Why replace the 2024 final rule
In a press briefing Thursday morning, a WHD administrator said it was important to replace the 2024 final rule — not just rescind it — because the DOL was concerned that the multiple economic reality factors described by the 2024 rule “were viewed as setting a higher and … broader bar” than the U.S. Supreme Court and other courts used to determine independent contractor status.
Ultimately, the spokesperson said, the goal is to “provide greater clarity” for businesses and workers when determining independent contractor status during the hiring process.
“Doing that properly under the proposal would lead to a reduced number of misclassifications in both directions,” he added.
What the proposed rule means for workers and employers
Is this proposed regulation less worker-friendly? It may be hard to say.
“Commentators like to call the newer rule ‘employer-friendly’ and the prior 2024 rule ‘employee-friendly,’ but in my experience, that is reductive and ignores the nuance these situations present,” Nisha Verma, a labor and employment attorney for Dorsey & Whitney, told HR Dive via email.

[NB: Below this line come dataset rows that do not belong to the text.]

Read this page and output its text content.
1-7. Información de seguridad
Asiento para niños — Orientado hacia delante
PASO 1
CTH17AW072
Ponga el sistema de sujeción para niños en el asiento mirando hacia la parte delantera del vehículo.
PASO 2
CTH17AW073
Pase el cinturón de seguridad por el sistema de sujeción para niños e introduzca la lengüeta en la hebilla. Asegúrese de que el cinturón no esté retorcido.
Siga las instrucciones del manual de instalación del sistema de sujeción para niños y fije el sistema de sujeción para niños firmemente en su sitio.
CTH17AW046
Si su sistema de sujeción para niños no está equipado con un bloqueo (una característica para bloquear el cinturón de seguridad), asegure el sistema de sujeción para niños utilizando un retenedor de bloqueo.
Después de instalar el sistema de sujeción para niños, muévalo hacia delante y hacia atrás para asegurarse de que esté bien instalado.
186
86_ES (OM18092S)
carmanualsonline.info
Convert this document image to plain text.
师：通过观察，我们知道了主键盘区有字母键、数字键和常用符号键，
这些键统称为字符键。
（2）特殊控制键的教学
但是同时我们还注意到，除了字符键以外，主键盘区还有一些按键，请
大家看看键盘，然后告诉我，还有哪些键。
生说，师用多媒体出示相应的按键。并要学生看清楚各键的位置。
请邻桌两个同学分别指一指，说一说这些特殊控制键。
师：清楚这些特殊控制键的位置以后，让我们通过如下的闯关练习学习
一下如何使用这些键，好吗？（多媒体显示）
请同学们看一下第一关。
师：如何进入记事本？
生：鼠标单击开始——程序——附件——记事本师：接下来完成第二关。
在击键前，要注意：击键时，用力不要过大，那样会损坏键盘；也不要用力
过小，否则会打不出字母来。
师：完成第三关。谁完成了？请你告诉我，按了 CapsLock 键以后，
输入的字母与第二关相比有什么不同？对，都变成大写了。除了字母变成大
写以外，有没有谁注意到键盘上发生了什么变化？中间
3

Workers might actually favor the 2026 independent contractor classification because they’re working with several firms and don’t want to be “beholden to one corporation,” Verma said. Individuals are making these choices often because of layoffs and the state of the economy, she added, so DOL’s proposal “comes at the right time.”
“I would like to see worker choice play more of a role in the analysis going forward, particularly since workers are more aware of their own tax circumstances, ability to earn other income, and need for flexibility than the business,” Verma said.
A 60-day public comment period begins Friday and ends on April 28. DOL would then need to adopt a final rule.